Russia's taste goes beyond the palate.
Russia's taste goes beyond the palate
Thursday, September 15, 2005
By KEITH J. O'CONNOR
Staff writer ©2005 The Republican
When organizers said last year that the fifth annual Taste of Russia would be held rain or shine, they meant it.
"Despite the pouring rains left over from Hurricane Ivan, we saw some 3,000 Russophiles at our event," said Paul Richardson,
editor of "Russian Life" magazine, organizers of the cultural festival.
"Of course, it had to be named Ivan," Richardson said about the storm's use of the popular Russian name.
But while the event may be called a "Taste of Russia," Richardson said their festival isn't a food fest like other "Taste" events held throughout the summer months.
"We do have a vendor selling authentic Russian food, but our event is focused on the broader culture," Richardson said.
Saturday, 10 a.m.-6 p.m., a full day of outdoor activities and entertainment will be offered on the Amherst Town Common with arts, crafts and food vendors under a massive circus tent. Also, on the Amherst College campus, there will be a free documentary film fest and a viewing of the college's Russian art collection.
It all kicks off Friday night with a special VIP Dinner and Vodka Tasting, sponsored by .RU Vodka, in the Grand Ballroom at the Hotel Northampton for $65, featuring Russian cuisine and a tasting of Russian vodkas.
"We sold out last year, but we're in a bigger room this year and expect to be able to accommodate all who want to attend," Richardson said.

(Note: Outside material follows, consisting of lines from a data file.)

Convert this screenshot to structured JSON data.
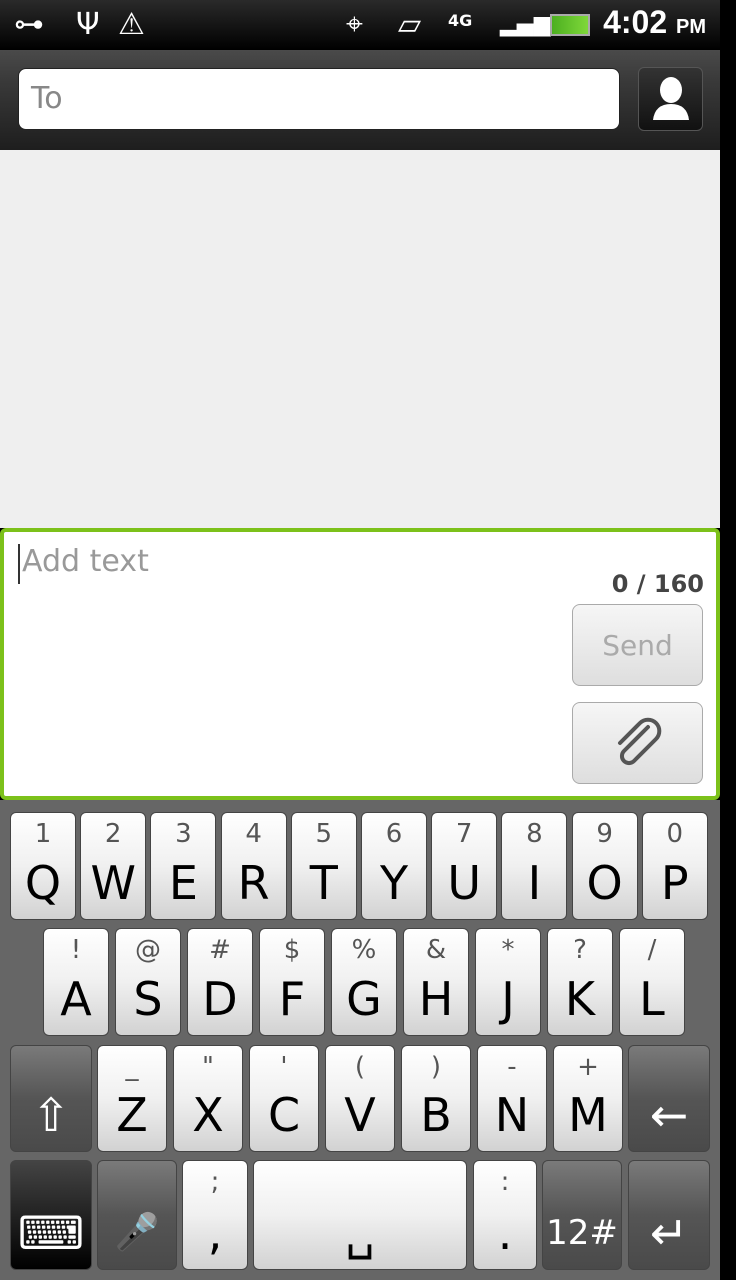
{
  "status_bar": {
    "icons": [
      "link-icon",
      "usb-icon",
      "warning-icon",
      "gps-icon",
      "vibrate-icon",
      "4g-lte-icon",
      "signal-icon",
      "battery-charging-icon"
    ],
    "network": "4G",
    "time": "4:02",
    "ampm": "PM"
  },
  "header": {
    "to_placeholder": "To",
    "contact_icon": "person-icon"
  },
  "compose": {
    "placeholder": "Add text",
    "counter": "0 / 160",
    "send_label": "Send",
    "attach_icon": "paperclip-icon",
    "accent": "#7cc11a"
  },
  "keyboard": {
    "row1": [
      [
        "1",
        "Q"
      ],
      [
        "2",
        "W"
      ],
      [
        "3",
        "E"
      ],
      [
        "4",
        "R"
      ],
      [
        "5",
        "T"
      ],
      [
        "6",
        "Y"
      ],
      [
        "7",
        "U"
      ],
      [
        "8",
        "I"
      ],
      [
        "9",
        "O"
      ],
      [
        "0",
        "P"
      ]
    ],
    "row2": [
      [
        "!",
        "A"
      ],
      [
        "@",
        "S"
      ],
      [
        "#",
        "D"
      ],
      [
        "$",
        "F"
      ],
      [
        "%",
        "G"
      ],
      [
        "&",
        "H"
      ],
      [
        "*",
        "J"
      ],
      [
        "?",
        "K"
      ],
      [
        "/",
        "L"
      ]
    ],
    "row3": [
      [
        "_",
        "Z"
      ],
      [
        "\"",
        "X"
      ],
      [
        "'",
        "C"
      ],
      [
        "(",
        "V"
      ],
      [
        ")",
        "B"
      ],
      [
        "-",
        "N"
      ],
      [
        "+",
        "M"
      ]
    ],
    "semicolon": [
      ";",
      ","
    ],
    "colon": [
      ":",
      "."
    ],
    "symbols_label": "12#",
    "space_glyph": "␣"
  }
}
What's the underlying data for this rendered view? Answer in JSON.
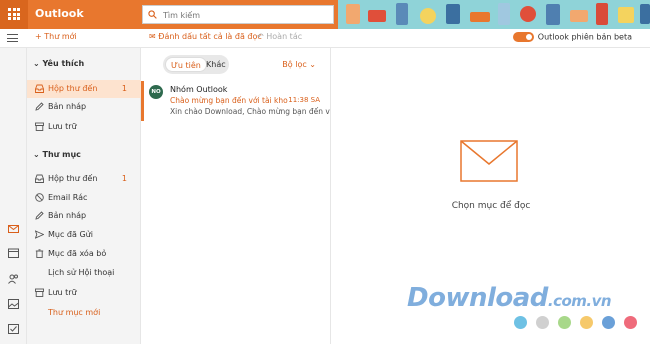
{
  "app": {
    "brand": "Outlook"
  },
  "search": {
    "placeholder": "Tìm kiếm"
  },
  "commands": {
    "new_mail": "+ Thư mới",
    "mark_all_read": "Đánh dấu tất cả là đã đọc",
    "undo": "Hoàn tác",
    "beta_toggle_label": "Outlook phiên bản beta",
    "beta_enabled": true
  },
  "folders": {
    "favorites_header": "Yêu thích",
    "favorites": [
      {
        "label": "Hộp thư đến",
        "count": "1",
        "selected": true,
        "icon": "inbox-icon"
      },
      {
        "label": "Bản nháp",
        "count": "",
        "icon": "pencil-icon"
      },
      {
        "label": "Lưu trữ",
        "count": "",
        "icon": "archive-icon"
      }
    ],
    "folders_header": "Thư mục",
    "all": [
      {
        "label": "Hộp thư đến",
        "count": "1",
        "icon": "inbox-icon"
      },
      {
        "label": "Email Rác",
        "count": "",
        "icon": "junk-icon"
      },
      {
        "label": "Bản nháp",
        "count": "",
        "icon": "pencil-icon"
      },
      {
        "label": "Mục đã Gửi",
        "count": "",
        "icon": "send-icon"
      },
      {
        "label": "Mục đã xóa bỏ",
        "count": "",
        "icon": "trash-icon"
      },
      {
        "label": "Lịch sử Hội thoại",
        "count": "",
        "icon": ""
      },
      {
        "label": "Lưu trữ",
        "count": "",
        "icon": "archive-icon"
      }
    ],
    "new_folder": "Thư mục mới"
  },
  "message_list": {
    "tabs": [
      "Ưu tiên",
      "Khác"
    ],
    "active_tab": "Ưu tiên",
    "filter": "Bộ lọc",
    "messages": [
      {
        "initials": "NO",
        "sender": "Nhóm Outlook",
        "subject": "Chào mừng bạn đến với tài kho...",
        "time": "11:38 SA",
        "preview": "Xin chào Download, Chào mừng bạn đến với..."
      }
    ]
  },
  "reading_pane": {
    "empty_text": "Chọn mục để đọc"
  },
  "watermark": {
    "text": "Download",
    "domain": ".com.vn"
  },
  "colors": {
    "accent": "#e8772e",
    "accent_text": "#d95f1a",
    "selected_bg": "#fde3cf",
    "avatar": "#2e6a4e"
  },
  "decor_dots": [
    "#6ec1e4",
    "#d0d0d0",
    "#a8d88a",
    "#f6c96b",
    "#6aa0d8",
    "#ef6b7b"
  ]
}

The dinner menu will include a bevy of Russian appetizers including sour cabbage, barrel-style dill pickles, salted mushrooms, pink potato salad, fresh tomatoes and cucumbers, cheese salad with leeks and authentic Russian black bread.
"The appetizers lead into some nice vodka and borsch, followed by a main course of pozharskiye, which is chicken cutlets served with straw potatoes," Richardson said.
"And for dessert there will be blueberry ice cream served with Suvorov cookies, named after a famous Russian general," he said.
VIP diners will have an opportunity to meet Ed McMahon, longtime sidekick to Johnny Carson, who will attend the dinner and introduce his new Russian vodka, McMahon Perfect, a smooth, rye-based vodka produced in the heart of Russia.
"It will be nice to be back in my original home state of Massachusetts, where I spent many happy years growing up in Lowell," McMahon said.
Richardson said they are happy to have the added draw of McMahon for this year's special dinner and vodka tasting.
"Ed is a great storyteller, and he's not standoffish like some celebrities. He loves to chat with folks and socialize," Richardson said.
Vendors at the Amherst Town Common Saturday will sell a variety of items, including lacquer boxes, nesting dolls, rare silk scarves, fine Russian crystal and Russian books and music and other Russian-related events will be promoted, Richardson noted.
Among the Russian foods on sale at the Town Common Saturday will be stuffed tomatoes with herbs and vegetables and pickled cabbage.
"The pickled cabbage is made of fermented cabbage with carrots and cranberries," said Anastasia Terechina of Taste of Russia Specialty Foods in Waterbury, Vt.
There will also be a traditional Russian borsch, which is a hot beet, cabbage, carrots and potato soup, as well as pirozhki, a fried dough filled with meat or potatoes.
"You'll find them on every corner of every city in Russia," Terechina said of the pirozhki, which she referred to as a fast food.
And, for dessert, there will be paklava, which is similar to baklava, and honey triangles.
Free performances noon-6 p.m. on the Town Common will include live circus entertainment by Troy Wunderle, the Wholesale Klezmer Band, Russian Amherst Club, Russian Hurricanes and a preview of the festival's Saturday night concert by Barynya.
The festival's finale concert featuring Barynya, world-acclaimed musicians, singers and dancers, will be held at 8 p.m. Their program will include Russian and Cossack dancers, folk songs and virtuoso balalaika pieces, domra and garmoshka music.
The concert will be held in Buckley Recital Hall, Arms Music Center, at Amherst College. Tickets are $15.